What confused me about the Red Mass (well, I also didn’t understand why it had that name) was why it was Catholic. Would non-Catholic Presidents have gone to a mass?
Meanwhile, we saw the dynamics of the nascent Stackhouse campaign. I was also confused by this because isn’t he a Democrat and hasn’t Bartlet got the Democrat nomination? I was also struck by how Amelia! AKA Amy is a far more successful Mandy type (as discussed above.
CJ and Josh were seeing how Ritchie (despite his clear failings) (but because of how they were sold) could win. She and Sam came up with a way of, essentially, making it a very high-stakes debate. Toby got increasingly irate throughout this episode. It’s going to be dramatic, but the President Bartlet who is willing to raise the topic of needle exchanges, as at the end of the episode, has surely got it.
We also got to see Josh passionately defend his President and ridicule Ritchie. Donna was the one who had foolishly made plans for a Saturday (although this close to the election, surely not! Can’t be bothered to rewatch to see how dryly she was talking about those plans.) As we could see, the whole team was working through the weekend. I don’t know that I registered what Josh was doing as mansplaining, as the podcast claimed, as much as just being generally patronising there. They made a stronger case over Emily talking about using sex as a weapon in the workplace and Jed offering his daughters as ‘joke’ marital prizes, though.
The administration and law enforcement got the win on the domestic terrorism front.

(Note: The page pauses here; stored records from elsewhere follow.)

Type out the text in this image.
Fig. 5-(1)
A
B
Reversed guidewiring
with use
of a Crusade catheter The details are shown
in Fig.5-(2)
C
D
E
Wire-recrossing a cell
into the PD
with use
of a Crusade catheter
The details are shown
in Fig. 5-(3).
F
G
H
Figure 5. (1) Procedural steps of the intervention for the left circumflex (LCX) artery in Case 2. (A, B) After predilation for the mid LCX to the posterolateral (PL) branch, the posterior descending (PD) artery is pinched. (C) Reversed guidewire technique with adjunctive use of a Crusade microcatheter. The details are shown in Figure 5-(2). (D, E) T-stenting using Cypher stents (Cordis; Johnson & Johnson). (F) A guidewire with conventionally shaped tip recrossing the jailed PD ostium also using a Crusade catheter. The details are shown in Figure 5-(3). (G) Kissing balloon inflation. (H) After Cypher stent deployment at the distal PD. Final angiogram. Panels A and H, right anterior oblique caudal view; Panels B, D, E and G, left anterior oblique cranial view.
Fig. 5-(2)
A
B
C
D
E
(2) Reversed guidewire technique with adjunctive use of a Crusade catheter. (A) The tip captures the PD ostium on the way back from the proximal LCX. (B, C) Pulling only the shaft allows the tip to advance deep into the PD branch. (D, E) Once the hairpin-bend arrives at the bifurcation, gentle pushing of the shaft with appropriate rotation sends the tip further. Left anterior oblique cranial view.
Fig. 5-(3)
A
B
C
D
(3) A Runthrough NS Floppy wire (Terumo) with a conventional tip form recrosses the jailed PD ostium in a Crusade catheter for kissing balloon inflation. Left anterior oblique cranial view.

They wanted one of the five debates to be about foreign threats (the audience was left to imagine how a buffoon like Ritchie would handle what Bartlet was handling, let alone debate it) and Leo was pressing the Israelis to hold off until their disinformation campaign could stick. Or something. I wasn’t clear what the Israeli foreign Minister’s worries were about Qumar vs Israel except in the broadest terms, and I’m not sure if that was what was haunting Leo about their conversation, but the plane crash elicited a gasp from me. I loved how Sheen and Spencer played Bartlet and Leo’s physical reactions to the news. The gifted yarmulka was well used.

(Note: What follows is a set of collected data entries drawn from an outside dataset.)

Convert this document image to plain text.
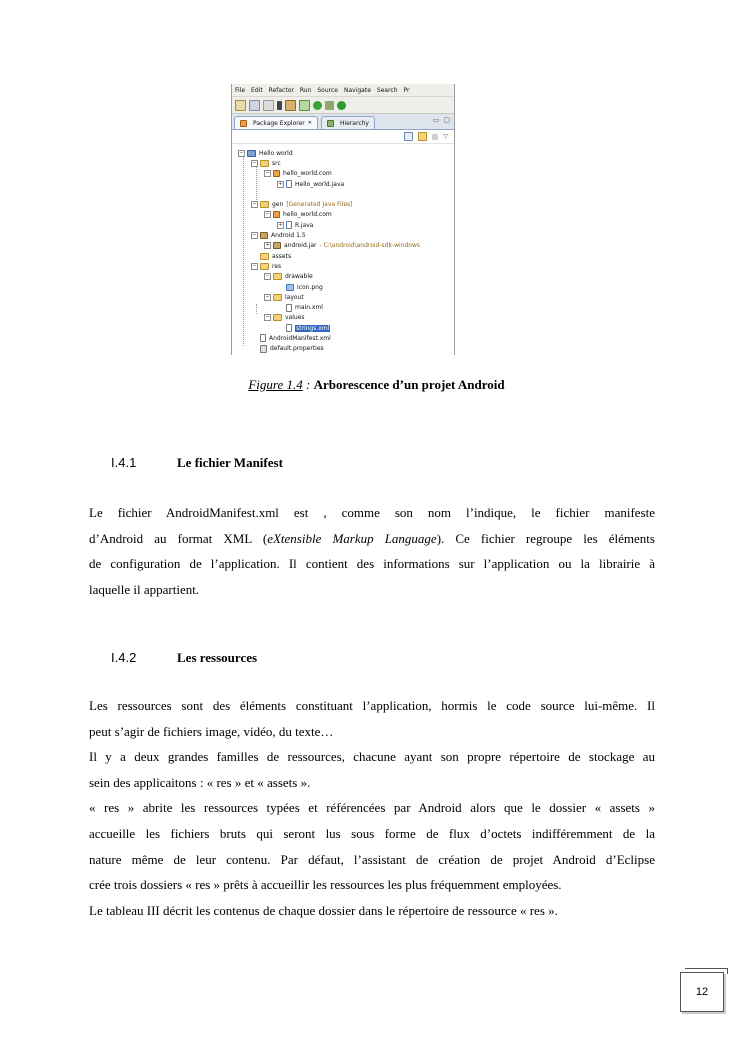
File Edit Refactor Run Source Navigate Search Pr
Package Explorer ✕	Hierarchy	▭ ▢
▽
−	Hello world
−	src
− hello_world.com
+ Hello_world.java
−	gen [Generated Java Files]
− hello_world.com
+ R.java
− Android 1.5
+ android.jar - C:\android\android-sdk-windows
assets
−	res
−	drawable
icon.png
−	layout
main.xml
−	values
strings.xml
AndroidManifest.xml
default.properties
Figure 1.4 : Arborescence d’un projet Android
I.4.1	Le fichier Manifest
Le fichier AndroidManifest.xml est , comme son nom l’indique, le fichier manifeste
d’Android au format XML (eXtensible Markup Language). Ce fichier regroupe les éléments
de configuration de l’application. Il contient des informations sur l’application ou la librairie à
laquelle il appartient.
I.4.2	Les ressources
Les ressources sont des éléments constituant l’application, hormis le code source lui-même. Il
peut s’agir de fichiers image, vidéo, du texte…
Il y a deux grandes familles de ressources, chacune ayant son propre répertoire de stockage au
sein des applicaitons : « res » et « assets ».
« res » abrite les ressources typées et référencées par Android alors que le dossier « assets »
accueille les fichiers bruts qui seront lus sous forme de flux d’octets indifféremment de la
nature même de leur contenu. Par défaut, l’assistant de création de projet Android d’Eclipse
crée trois dossiers « res » prêts à accueillir les ressources les plus fréquemment employées.
Le tableau III décrit les contenus de chaque dossier dans le répertoire de ressource « res ».
12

But the line about putting the Stars and Stripes up in Mecca just made me sigh in a facepalmy way, and I was relieved that Sam and Leo retreated to not knowing, but not giving up on the Middle East. As they discussed this on the podcast, my take was that Leo intentionally let Sam in on the assassination, perhaps more for emotional reasons than anything. The podcast confirmed that Sam’s reaction to weak candidates was as significant as my memory was insisting.